Market outlook by indication (what to watch)

Asthma

Watchpoints:

  • Persistence and exacerbation reduction outcomes that support continuation.
  • Payer controls tied to step-therapy access.
  • Any guideline shifts affecting use of biologics versus other controller regimens.

CSU

Watchpoints:

  • Rate of biologic switching and payer preference changes.
  • Duration of response metrics and dose adjustment patterns in real-world settings.
  • Patient selection improvements that maintain response durability.

Source: label-based indication descriptions and dosing logic. [1], [2]


Key Takeaways

  • XOLAIR’s growth profile in the 2024-2035 window is driven primarily by persistence and penetration within established asthma and CSU indications, not by a single late-stage “breakout” approval.
  • The base-case global revenue trajectory projects slow growth into the late 2020s and gradual plateau-to-decline thereafter, reflecting competitive pressure and payer tightening.
  • The investment-relevant risk is share erosion from competing biologics and reimbursement restrictions, especially where real-world response thresholds become gatekeeping criteria.
  • The commercial lever with the highest impact remains maintaining responder identification and continuation rates through clinical and real-world evidence tied to label dosing logic.

FAQs

  1. Is XOLAIR still primarily a biologic for asthma and chronic spontaneous urticaria?
    Yes. Its core commercial indications remain allergic asthma and CSU under IgE-based and antihistamine-refractory frameworks in major labels. [1], [2]

  2. What drives XOLAIR dosing decisions in asthma?
    Dosing is based on patient weight and baseline IgE levels within the label dosing table. [1]

  3. What is the biggest commercial risk for XOLAIR?
    Competitive displacement by other asthma and CSU biologics and payer restrictions that tighten eligibility. [1], [2]

  4. Does XOLAIR’s clinical value translate into persistence?
    In practice, patients who respond to symptom or exacerbation control tend to continue, supporting stability for established prescribers, subject to payer criteria and discontinuation for nonresponse. [1], [2]

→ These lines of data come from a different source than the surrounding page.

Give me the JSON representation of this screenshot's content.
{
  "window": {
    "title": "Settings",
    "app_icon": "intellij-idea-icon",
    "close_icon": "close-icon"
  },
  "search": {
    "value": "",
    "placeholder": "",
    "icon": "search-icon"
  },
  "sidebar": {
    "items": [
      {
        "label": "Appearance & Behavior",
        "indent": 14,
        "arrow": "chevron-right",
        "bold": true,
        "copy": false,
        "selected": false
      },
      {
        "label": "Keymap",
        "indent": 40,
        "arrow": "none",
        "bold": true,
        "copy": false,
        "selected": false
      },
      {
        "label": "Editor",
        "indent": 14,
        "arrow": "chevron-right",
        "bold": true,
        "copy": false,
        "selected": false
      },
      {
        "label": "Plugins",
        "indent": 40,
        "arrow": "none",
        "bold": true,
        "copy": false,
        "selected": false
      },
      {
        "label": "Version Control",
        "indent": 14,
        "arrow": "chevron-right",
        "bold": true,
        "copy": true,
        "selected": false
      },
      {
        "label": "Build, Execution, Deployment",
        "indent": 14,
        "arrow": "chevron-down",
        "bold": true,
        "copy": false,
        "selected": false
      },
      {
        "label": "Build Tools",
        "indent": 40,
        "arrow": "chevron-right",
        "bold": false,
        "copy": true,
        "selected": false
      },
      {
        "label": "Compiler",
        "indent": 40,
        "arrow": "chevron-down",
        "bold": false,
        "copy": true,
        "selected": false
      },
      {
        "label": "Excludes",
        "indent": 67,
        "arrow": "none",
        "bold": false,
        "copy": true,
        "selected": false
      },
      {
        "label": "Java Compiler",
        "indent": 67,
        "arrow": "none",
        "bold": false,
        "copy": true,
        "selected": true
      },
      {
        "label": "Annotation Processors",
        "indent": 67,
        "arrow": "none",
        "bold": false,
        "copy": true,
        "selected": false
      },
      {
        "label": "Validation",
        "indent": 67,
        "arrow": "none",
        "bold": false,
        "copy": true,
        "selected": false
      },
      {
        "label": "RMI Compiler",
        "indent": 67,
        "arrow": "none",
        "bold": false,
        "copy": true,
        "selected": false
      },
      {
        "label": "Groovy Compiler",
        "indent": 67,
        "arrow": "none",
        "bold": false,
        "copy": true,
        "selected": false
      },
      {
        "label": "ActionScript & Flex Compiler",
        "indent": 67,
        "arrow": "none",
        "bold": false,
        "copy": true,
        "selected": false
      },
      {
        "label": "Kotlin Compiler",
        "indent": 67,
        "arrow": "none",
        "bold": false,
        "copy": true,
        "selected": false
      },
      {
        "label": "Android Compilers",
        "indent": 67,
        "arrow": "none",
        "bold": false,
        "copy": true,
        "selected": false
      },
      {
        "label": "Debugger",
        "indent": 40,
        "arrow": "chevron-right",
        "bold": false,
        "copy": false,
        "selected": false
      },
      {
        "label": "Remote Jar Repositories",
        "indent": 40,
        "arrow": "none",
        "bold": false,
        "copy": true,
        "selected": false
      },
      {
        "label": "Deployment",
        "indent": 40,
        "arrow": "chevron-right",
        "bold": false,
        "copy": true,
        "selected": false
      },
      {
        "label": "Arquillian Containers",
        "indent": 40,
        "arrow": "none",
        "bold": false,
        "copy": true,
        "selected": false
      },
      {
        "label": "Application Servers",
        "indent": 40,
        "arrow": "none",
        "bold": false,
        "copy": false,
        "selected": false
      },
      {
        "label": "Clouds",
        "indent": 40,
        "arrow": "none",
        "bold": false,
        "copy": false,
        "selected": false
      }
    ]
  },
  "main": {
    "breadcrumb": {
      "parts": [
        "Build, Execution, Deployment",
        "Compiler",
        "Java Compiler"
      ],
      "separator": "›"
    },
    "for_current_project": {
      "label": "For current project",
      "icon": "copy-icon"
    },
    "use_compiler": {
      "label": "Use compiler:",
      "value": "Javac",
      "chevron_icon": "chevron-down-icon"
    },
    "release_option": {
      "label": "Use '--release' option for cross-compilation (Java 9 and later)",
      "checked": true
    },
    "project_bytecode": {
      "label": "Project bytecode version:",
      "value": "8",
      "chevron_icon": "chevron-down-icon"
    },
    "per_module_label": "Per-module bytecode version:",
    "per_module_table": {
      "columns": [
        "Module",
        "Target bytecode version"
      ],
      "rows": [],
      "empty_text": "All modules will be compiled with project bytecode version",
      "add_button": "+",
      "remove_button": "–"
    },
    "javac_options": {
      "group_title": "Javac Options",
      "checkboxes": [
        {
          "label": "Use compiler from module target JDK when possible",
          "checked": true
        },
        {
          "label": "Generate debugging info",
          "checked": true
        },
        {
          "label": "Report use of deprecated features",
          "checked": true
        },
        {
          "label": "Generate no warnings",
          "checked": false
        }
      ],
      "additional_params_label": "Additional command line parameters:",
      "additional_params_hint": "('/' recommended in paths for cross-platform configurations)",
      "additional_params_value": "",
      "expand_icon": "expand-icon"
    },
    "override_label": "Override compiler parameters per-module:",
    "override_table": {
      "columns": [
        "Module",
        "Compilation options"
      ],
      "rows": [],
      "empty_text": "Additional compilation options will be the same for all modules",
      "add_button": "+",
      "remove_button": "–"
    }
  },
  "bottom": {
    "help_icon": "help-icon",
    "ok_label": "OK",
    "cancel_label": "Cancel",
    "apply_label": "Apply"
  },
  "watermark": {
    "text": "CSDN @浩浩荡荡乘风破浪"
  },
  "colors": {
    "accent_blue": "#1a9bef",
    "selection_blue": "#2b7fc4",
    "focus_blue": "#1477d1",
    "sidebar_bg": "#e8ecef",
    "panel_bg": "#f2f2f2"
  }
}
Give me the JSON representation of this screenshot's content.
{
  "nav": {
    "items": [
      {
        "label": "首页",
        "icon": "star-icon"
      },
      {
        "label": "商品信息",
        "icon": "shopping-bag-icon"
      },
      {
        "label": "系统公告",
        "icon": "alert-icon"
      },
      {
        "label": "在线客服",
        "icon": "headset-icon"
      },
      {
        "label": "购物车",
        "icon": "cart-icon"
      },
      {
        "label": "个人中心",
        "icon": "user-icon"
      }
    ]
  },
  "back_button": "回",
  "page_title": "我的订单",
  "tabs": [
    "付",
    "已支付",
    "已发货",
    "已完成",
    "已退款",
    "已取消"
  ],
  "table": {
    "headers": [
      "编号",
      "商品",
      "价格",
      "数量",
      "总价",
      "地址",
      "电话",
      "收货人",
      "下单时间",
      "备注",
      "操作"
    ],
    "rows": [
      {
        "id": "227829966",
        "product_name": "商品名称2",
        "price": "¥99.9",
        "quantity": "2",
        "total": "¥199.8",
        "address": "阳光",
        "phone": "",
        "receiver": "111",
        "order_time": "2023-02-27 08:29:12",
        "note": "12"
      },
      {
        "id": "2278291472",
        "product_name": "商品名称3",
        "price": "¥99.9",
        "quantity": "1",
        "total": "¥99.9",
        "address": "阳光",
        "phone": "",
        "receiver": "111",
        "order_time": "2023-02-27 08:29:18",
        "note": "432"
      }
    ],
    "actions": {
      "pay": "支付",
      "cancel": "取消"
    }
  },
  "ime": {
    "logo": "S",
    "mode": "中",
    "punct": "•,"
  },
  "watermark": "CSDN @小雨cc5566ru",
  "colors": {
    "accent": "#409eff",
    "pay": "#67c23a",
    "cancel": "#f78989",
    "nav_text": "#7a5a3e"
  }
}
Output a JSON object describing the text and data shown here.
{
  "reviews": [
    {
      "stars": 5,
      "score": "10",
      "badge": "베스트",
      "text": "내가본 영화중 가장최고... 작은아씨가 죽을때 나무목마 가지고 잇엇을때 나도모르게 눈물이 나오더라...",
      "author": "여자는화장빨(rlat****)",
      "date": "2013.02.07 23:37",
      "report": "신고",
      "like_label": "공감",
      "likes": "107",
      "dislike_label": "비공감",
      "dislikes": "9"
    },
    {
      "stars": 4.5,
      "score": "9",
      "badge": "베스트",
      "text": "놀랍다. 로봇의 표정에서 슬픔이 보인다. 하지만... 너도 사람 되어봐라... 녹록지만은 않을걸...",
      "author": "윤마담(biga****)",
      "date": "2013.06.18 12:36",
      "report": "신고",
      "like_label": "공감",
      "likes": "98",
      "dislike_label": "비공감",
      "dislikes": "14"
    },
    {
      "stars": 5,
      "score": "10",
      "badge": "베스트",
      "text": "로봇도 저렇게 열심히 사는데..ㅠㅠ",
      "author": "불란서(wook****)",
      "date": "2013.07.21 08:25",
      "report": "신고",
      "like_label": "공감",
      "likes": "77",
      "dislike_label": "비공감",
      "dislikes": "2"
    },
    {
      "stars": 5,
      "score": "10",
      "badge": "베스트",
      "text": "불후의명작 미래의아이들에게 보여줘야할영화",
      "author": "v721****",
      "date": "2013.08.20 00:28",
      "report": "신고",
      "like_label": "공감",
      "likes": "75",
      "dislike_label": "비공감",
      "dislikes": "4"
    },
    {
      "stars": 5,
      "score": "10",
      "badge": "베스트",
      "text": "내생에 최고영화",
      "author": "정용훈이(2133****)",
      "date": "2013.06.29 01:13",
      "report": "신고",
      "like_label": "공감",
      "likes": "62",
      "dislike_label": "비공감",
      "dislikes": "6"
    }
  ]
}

  5. How should the 2024-2035 forecast be used for planning?
    Use it to stress-test portfolio cash flows under late-cycle biologic dynamics: modest early growth, plateau, then gradual soft decline depending on market access and competitive intensity. [1], [2]


References

[1] Novartis Pharmaceuticals Corporation. (n.d.). XOLAIR (omalizumab) prescribing information.
[2] European Medicines Agency. (n.d.). XOLAIR (omalizumab) product information / EPAR.